Language was something that was monitored pretty closely at my house when I was growing up. Not only would we never have thought of using a 4-letters word, we also were “encouraged” not to use words like “darn” or “gosh” because these were softened forms of curses. When I got really mad at someone, I’d might call them an “idiot.” Calling someone “stupid” was a greater offense that calling them an “idiot.” And the ultimate insult was to call someone a “stupid idiot.” I don’t remember getting in big trouble for those word choices, but I do remember one time when Mom jerked me up and threatened me with her feared flyswatter (what she used for spankings). Why? I called my sister a fool. “Idiot” would have gotten mild reprimand; “fool” put me in danger of a whuppin'. Why the difference?

Well, if you have done your New Testament reading for today, then you know the reason for the difference. Jesus said that to call your brother (or in my case, sister) a fool was to place you in danger of hellfire. “Stupid” and “idiot” and even “stupid-idiot” are one thing, but calling someone a “fool” can send you to hell. That was always curious to me, but I have never since called anyone a fool! Even people who I suspected were.

In the Sermon on the Mount, Jesus is calling us to a ethic that transcends rules and exceptions to the rules. He calls us to a morality that goes beyond that of the Pharisees, the experts in splitting hairs and finding loopholes. He says, “Unless your righteousness surpasses that of the Pharisees and the teachers of the law, you will certainly not enter the kingdom of heaven” (Matt 5:20). He then goes on to illustrate that ethic as He calls us to seek the heart and mind of God in doing what’s right and reflecting God glory in everything we do--

  • Don’t just follow the rule of not killing someone; deal with the anger in your heart so that you will reflect the love of God.

  • Don’t just follow the rule against adultery; deal with the lust in your heart so that you will reflect God’s purity.

It’s ironic that sometimes we read the Sermon on the Mount as if Jesus were giving us a new and different list of rules to follow. Jesus says “Don’t swear at all" so spend our time in Bible classes wondering if this means that we aren’t to take an oath in court. Jesus says, "Turn the other cheek" and we decide that we only have to do that once ands then we're out of cheeks.

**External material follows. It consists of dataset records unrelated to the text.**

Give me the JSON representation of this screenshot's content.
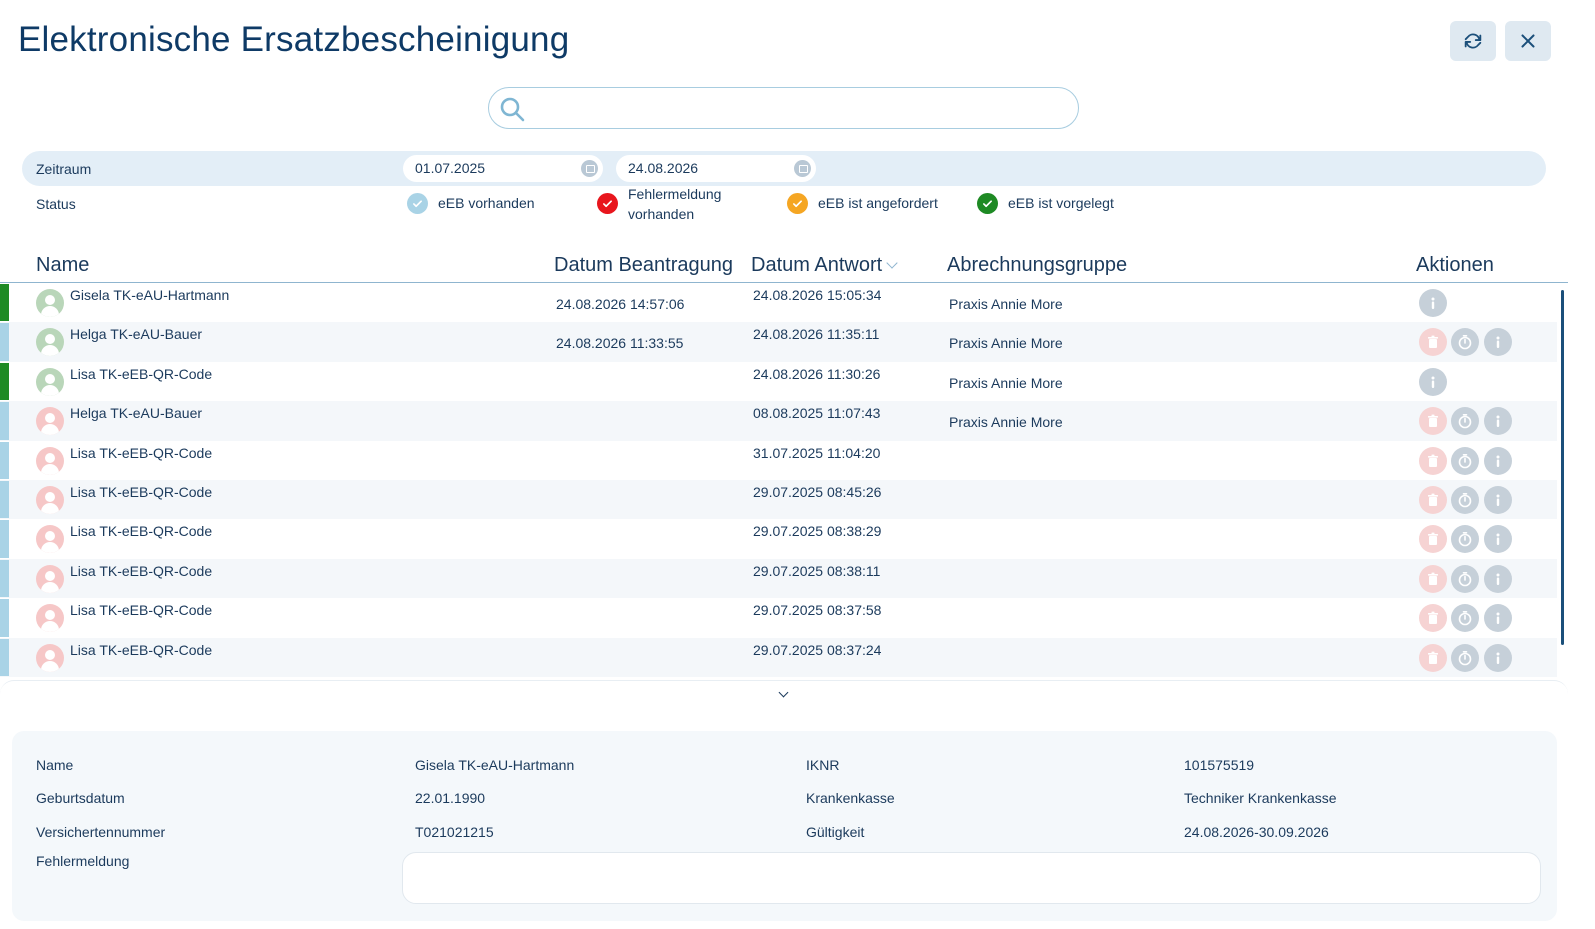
{
  "window": {
    "title": "Elektronische Ersatzbescheinigung",
    "refresh_icon": "refresh-icon",
    "close_icon": "close-icon"
  },
  "search": {
    "value": "",
    "placeholder": "",
    "icon": "search-icon"
  },
  "filters": {
    "zeitraum_label": "Zeitraum",
    "date_from": "01.07.2025",
    "date_to": "24.08.2026",
    "status_label": "Status",
    "statuses": [
      {
        "label": "eEB vorhanden",
        "color": "#a9d3e6"
      },
      {
        "label_line1": "Fehlermeldung",
        "label_line2": "vorhanden",
        "color": "#e8161d"
      },
      {
        "label": "eEB ist angefordert",
        "color": "#f5a623"
      },
      {
        "label": "eEB ist vorgelegt",
        "color": "#1e8a24"
      }
    ]
  },
  "table": {
    "columns": {
      "name": "Name",
      "datum_beantragung": "Datum Beantragung",
      "datum_antwort": "Datum Antwort",
      "abrechnungsgruppe": "Abrechnungsgruppe",
      "aktionen": "Aktionen"
    },
    "rows": [
      {
        "name": "Gisela TK-eAU-Hartmann",
        "beantragung": "24.08.2026 14:57:06",
        "antwort": "24.08.2026 15:05:34",
        "gruppe": "Praxis Annie More",
        "status": "vorgelegt",
        "avatar": "green"
      },
      {
        "name": "Helga TK-eAU-Bauer",
        "beantragung": "24.08.2026 11:33:55",
        "antwort": "24.08.2026 11:35:11",
        "gruppe": "Praxis Annie More",
        "status": "vorhanden",
        "avatar": "green"
      },
      {
        "name": "Lisa TK-eEB-QR-Code",
        "beantragung": "",
        "antwort": "24.08.2026 11:30:26",
        "gruppe": "Praxis Annie More",
        "status": "vorgelegt",
        "avatar": "green"
      },
      {
        "name": "Helga TK-eAU-Bauer",
        "beantragung": "",
        "antwort": "08.08.2025 11:07:43",
        "gruppe": "Praxis Annie More",
        "status": "vorhanden",
        "avatar": "red"
      },
      {
        "name": "Lisa TK-eEB-QR-Code",
        "beantragung": "",
        "antwort": "31.07.2025 11:04:20",
        "gruppe": "",
        "status": "vorhanden",
        "avatar": "red"
      },
      {
        "name": "Lisa TK-eEB-QR-Code",
        "beantragung": "",
        "antwort": "29.07.2025 08:45:26",
        "gruppe": "",
        "status": "vorhanden",
        "avatar": "red"
      },
      {
        "name": "Lisa TK-eEB-QR-Code",
        "beantragung": "",
        "antwort": "29.07.2025 08:38:29",
        "gruppe": "",
        "status": "vorhanden",
        "avatar": "red"
      },
      {
        "name": "Lisa TK-eEB-QR-Code",
        "beantragung": "",
        "antwort": "29.07.2025 08:38:11",
        "gruppe": "",
        "status": "vorhanden",
        "avatar": "red"
      },
      {
        "name": "Lisa TK-eEB-QR-Code",
        "beantragung": "",
        "antwort": "29.07.2025 08:37:58",
        "gruppe": "",
        "status": "vorhanden",
        "avatar": "red"
      },
      {
        "name": "Lisa TK-eEB-QR-Code",
        "beantragung": "",
        "antwort": "29.07.2025 08:37:24",
        "gruppe": "",
        "status": "vorhanden",
        "avatar": "red"
      }
    ]
  },
  "details": {
    "name_label": "Name",
    "name_value": "Gisela TK-eAU-Hartmann",
    "geburtsdatum_label": "Geburtsdatum",
    "geburtsdatum_value": "22.01.1990",
    "versichertennummer_label": "Versichertennummer",
    "versichertennummer_value": "T021021215",
    "fehlermeldung_label": "Fehlermeldung",
    "fehlermeldung_value": "",
    "iknr_label": "IKNR",
    "iknr_value": "101575519",
    "krankenkasse_label": "Krankenkasse",
    "krankenkasse_value": "Techniker Krankenkasse",
    "gueltigkeit_label": "Gültigkeit",
    "gueltigkeit_value": "24.08.2026-30.09.2026"
  },
  "colors": {
    "title": "#0e3a66",
    "accent_light": "#e3eef7",
    "status_green": "#1e8a24",
    "status_blue": "#a9d3e6",
    "avatar_green": "#b9d6b9",
    "avatar_red": "#f6c7c7"
  }
}
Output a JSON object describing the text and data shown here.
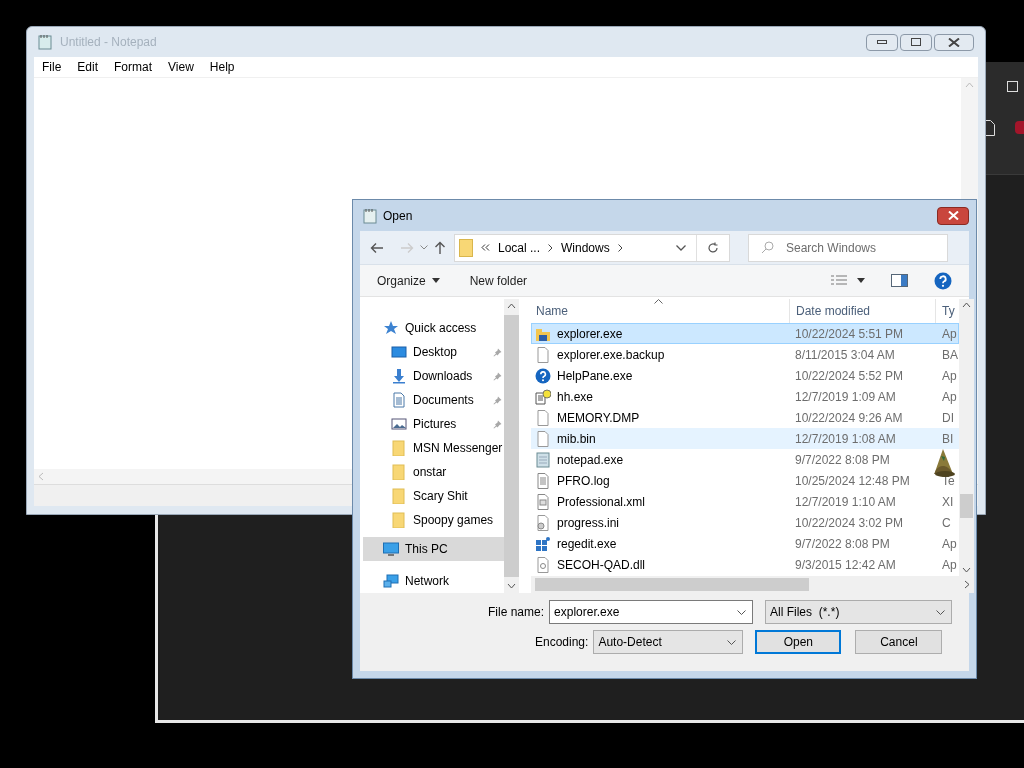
{
  "notepad": {
    "title": "Untitled - Notepad",
    "menu": [
      "File",
      "Edit",
      "Format",
      "View",
      "Help"
    ]
  },
  "dialog": {
    "title": "Open",
    "breadcrumb": [
      "Local ...",
      "Windows"
    ],
    "search": {
      "placeholder": "Search Windows"
    },
    "toolbar": [
      "Organize",
      "New folder"
    ],
    "nav": [
      {
        "label": "Quick access",
        "kind": "star",
        "selected": false,
        "pinned": false,
        "children": [
          {
            "label": "Desktop",
            "kind": "desktop",
            "selected": false,
            "pinned": true
          },
          {
            "label": "Downloads",
            "kind": "download",
            "selected": false,
            "pinned": true
          },
          {
            "label": "Documents",
            "kind": "documents",
            "selected": false,
            "pinned": true
          },
          {
            "label": "Pictures",
            "kind": "pictures",
            "selected": false,
            "pinned": true
          },
          {
            "label": "MSN Messenger",
            "kind": "folder",
            "selected": false,
            "pinned": false
          },
          {
            "label": "onstar",
            "kind": "folder",
            "selected": false,
            "pinned": false
          },
          {
            "label": "Scary Shit",
            "kind": "folder",
            "selected": false,
            "pinned": false
          },
          {
            "label": "Spoopy games",
            "kind": "folder",
            "selected": false,
            "pinned": false
          }
        ]
      },
      {
        "label": "This PC",
        "kind": "pc",
        "selected": true,
        "pinned": false
      },
      {
        "label": "Network",
        "kind": "network",
        "selected": false,
        "pinned": false
      }
    ],
    "columns": [
      "Name",
      "Date modified",
      "Ty"
    ],
    "rows": [
      {
        "name": "explorer.exe",
        "date": "10/22/2024 5:51 PM",
        "type": "Ap",
        "kind": "explorer",
        "selected": true,
        "hovered": false
      },
      {
        "name": "explorer.exe.backup",
        "date": "8/11/2015 3:04 AM",
        "type": "BA",
        "kind": "file",
        "selected": false,
        "hovered": false
      },
      {
        "name": "HelpPane.exe",
        "date": "10/22/2024 5:52 PM",
        "type": "Ap",
        "kind": "help",
        "selected": false,
        "hovered": false
      },
      {
        "name": "hh.exe",
        "date": "12/7/2019 1:09 AM",
        "type": "Ap",
        "kind": "helpdoc",
        "selected": false,
        "hovered": false
      },
      {
        "name": "MEMORY.DMP",
        "date": "10/22/2024 9:26 AM",
        "type": "DI",
        "kind": "file",
        "selected": false,
        "hovered": false
      },
      {
        "name": "mib.bin",
        "date": "12/7/2019 1:08 AM",
        "type": "BI",
        "kind": "file",
        "selected": false,
        "hovered": true
      },
      {
        "name": "notepad.exe",
        "date": "9/7/2022 8:08 PM",
        "kind": "notepad",
        "selected": false,
        "hovered": false
      },
      {
        "name": "PFRO.log",
        "date": "10/25/2024 12:48 PM",
        "type": "Te",
        "kind": "text",
        "selected": false,
        "hovered": false
      },
      {
        "name": "Professional.xml",
        "date": "12/7/2019 1:10 AM",
        "type": "XI",
        "kind": "xml",
        "selected": false,
        "hovered": false
      },
      {
        "name": "progress.ini",
        "date": "10/22/2024 3:02 PM",
        "type": "C",
        "kind": "config",
        "selected": false,
        "hovered": false
      },
      {
        "name": "regedit.exe",
        "date": "9/7/2022 8:08 PM",
        "type": "Ap",
        "kind": "regedit",
        "selected": false,
        "hovered": false
      },
      {
        "name": "SECOH-QAD.dll",
        "date": "9/3/2015 12:42 AM",
        "type": "Ap",
        "kind": "dll",
        "selected": false,
        "hovered": false
      }
    ],
    "file_name": {
      "label": "File name:",
      "value": "explorer.exe"
    },
    "file_type": "All Files  (*.*)",
    "encoding": {
      "label": "Encoding:",
      "value": "Auto-Detect"
    },
    "buttons": [
      "Open",
      "Cancel"
    ]
  }
}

It doesn’t matter whether you call someone a fool or an idiot. It’s not the specific word that Jesus has in mind, but the heart that gives voice to it. Listen to the “fool” passage in Matthew 5:22 in Petersen’s The Message translation--

“I’m telling you that anyone who is so much as angry with a brother or sister is guilty of murder. Carelessly call a brother ‘idiot!’ and you just might find yourself hauled into court. Thoughtlessly yell ‘stupid!’ at a sister and you are on the brink of hellfire.

This would have been terrible when I was a kid-- it takes stupid and idiot off the table too! So what are you going to call someone when you get really, really mad at someone? Well, it's the really, really mad part that is the whole point!